Tuesday, February 21, 2006


I'm seein' an awful lot of talk about a coming U.S. war with Iran. America is either gonna whomp 'em because they are trying to get nukes, or because of... the Euro? Whatever the reason, I'd like to remind U.S. policymakers that Iran gets war elephants AND +1 to galley range. So if yer going to attack them, make sure you bring a bunch of priests.

It's just too bad that America and Iran can't find some common point to agree on. Maybe a shared enemy. I've got it! Both countries can gang up on gays!
In voting against the applications to the NGO committee, the U.S. was joined by Cameroon, China, Cuba, Iran, Pakistan, the Russian Federation, Senegal, Sudan, and Zimbabwe.
See? Not so different after all! Both nations hate teh ghey, and both countries have elected presidents who take their religion a little bit too seriously.

1 comment:

Red A said...

I've been seeing a lot on this lately as well. (The invasion Iran 2006 and what not.)

OTOH, an Instapundit podcast with some military experts gave me some relief when they explained that this Iranian bomb will be huge, bulky, and possibly not explode very well. (The {Pakistanis have this problem too.)

If we do invade I recommend the following:

a. Make the Europeans fly the first air mission or its off.
b. Take out the regime, the facilities, and then simply leave it alone.

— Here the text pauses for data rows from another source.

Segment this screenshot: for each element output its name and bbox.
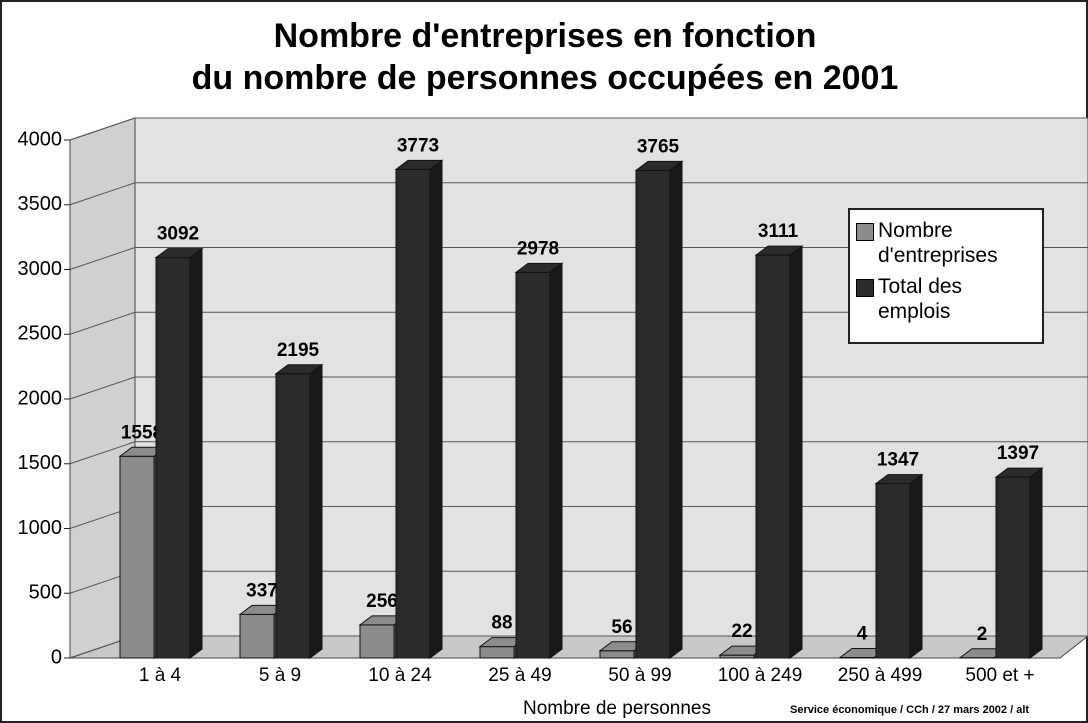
bar-side xyxy=(550,263,562,658)
floor xyxy=(70,636,1088,658)
bar-side xyxy=(310,365,322,658)
bar-side xyxy=(790,246,802,658)
bar-group xyxy=(876,475,922,658)
data-label: 1397 xyxy=(997,443,1039,464)
bar xyxy=(516,272,550,658)
bar xyxy=(480,647,514,658)
data-label: 1347 xyxy=(877,450,919,471)
y-tick-label: 3500 xyxy=(18,193,63,215)
bar-group xyxy=(156,249,202,658)
data-label: 3773 xyxy=(397,135,439,156)
data-label: 3111 xyxy=(758,221,799,242)
x-tick-label: 10 à 24 xyxy=(368,665,432,686)
x-tick-label: 1 à 4 xyxy=(139,665,182,686)
bar-side xyxy=(190,249,202,658)
legend: Nombre d'entreprises Total des emplois xyxy=(848,208,1044,344)
bar xyxy=(120,456,154,658)
bar-group xyxy=(396,160,442,658)
page: Nombre d'entreprises en fonction du nomb… xyxy=(0,0,1088,723)
x-axis-label: Nombre de personnes xyxy=(523,698,711,719)
y-tick-label: 500 xyxy=(29,582,62,604)
bar-side xyxy=(430,160,442,658)
bar-group xyxy=(516,263,562,658)
legend-swatch xyxy=(856,223,874,241)
source: Service économique / CCh / 27 mars 2002 … xyxy=(790,704,1029,716)
data-label: 4 xyxy=(857,623,868,644)
data-label: 2978 xyxy=(517,238,559,259)
data-label: 56 xyxy=(611,617,632,638)
bar-side xyxy=(910,475,922,658)
y-tick-label: 3000 xyxy=(18,258,63,280)
y-tick-label: 4000 xyxy=(18,128,63,150)
x-tick-label: 250 à 499 xyxy=(838,665,923,686)
bar xyxy=(636,170,670,658)
bar-group xyxy=(276,365,322,658)
legend-label: Nombre d'entreprises xyxy=(878,218,1036,268)
bar xyxy=(396,169,430,658)
x-tick-label: 100 à 249 xyxy=(718,665,803,686)
data-label: 3092 xyxy=(157,224,199,245)
y-tick-label: 1500 xyxy=(18,452,63,474)
data-label: 88 xyxy=(491,613,512,634)
bar xyxy=(876,484,910,658)
bar xyxy=(240,614,274,658)
legend-label: Total des emplois xyxy=(878,274,1036,324)
data-label: 337 xyxy=(246,580,278,601)
chart: Nombre d'entreprises en fonction du nomb… xyxy=(0,0,1088,723)
legend-swatch xyxy=(856,279,874,297)
x-tick-label: 25 à 49 xyxy=(488,665,551,686)
data-label: 256 xyxy=(366,591,398,612)
bar xyxy=(360,625,394,658)
chart-title: Nombre d'entreprises en fonction xyxy=(274,17,817,55)
bar xyxy=(156,258,190,658)
chart-title: du nombre de personnes occupées en 2001 xyxy=(192,59,899,97)
bar xyxy=(756,255,790,658)
data-label: 22 xyxy=(731,621,752,642)
data-label: 2 xyxy=(977,624,988,645)
data-label: 2195 xyxy=(277,340,320,361)
x-tick-label: 50 à 99 xyxy=(608,665,671,686)
bar-group xyxy=(996,468,1042,658)
x-tick-label: 500 et + xyxy=(965,665,1034,686)
bar xyxy=(996,477,1030,658)
y-tick-label: 2500 xyxy=(18,323,63,345)
legend-item: Nombre d'entreprises xyxy=(856,218,1036,268)
bar-group xyxy=(756,246,802,658)
y-tick-label: 2000 xyxy=(18,387,63,409)
legend-item: Total des emplois xyxy=(856,274,1036,324)
bar-side xyxy=(670,161,682,658)
bar-group xyxy=(636,161,682,658)
y-tick-label: 0 xyxy=(51,646,62,668)
x-tick-label: 5 à 9 xyxy=(259,665,301,686)
bar xyxy=(600,651,634,658)
bar xyxy=(276,374,310,658)
data-label: 3765 xyxy=(637,136,680,157)
y-tick-label: 1000 xyxy=(18,517,63,539)
bar-side xyxy=(1030,468,1042,658)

Now, then, how about THIS. Took a course about the insurgency in Vietnam at UCSD taught by Samuel Popkin...who was there on a Rand corp. research team. He actually said in one lecture that this course was to make sure that if someday we were in charge of pacifying some village in Iran we would know what to do.

Needless to say, this whole hypothetical is striking too close to the bone.

Can't I just be in charge of debriefing the Kim Jong-Il sex troupes instead?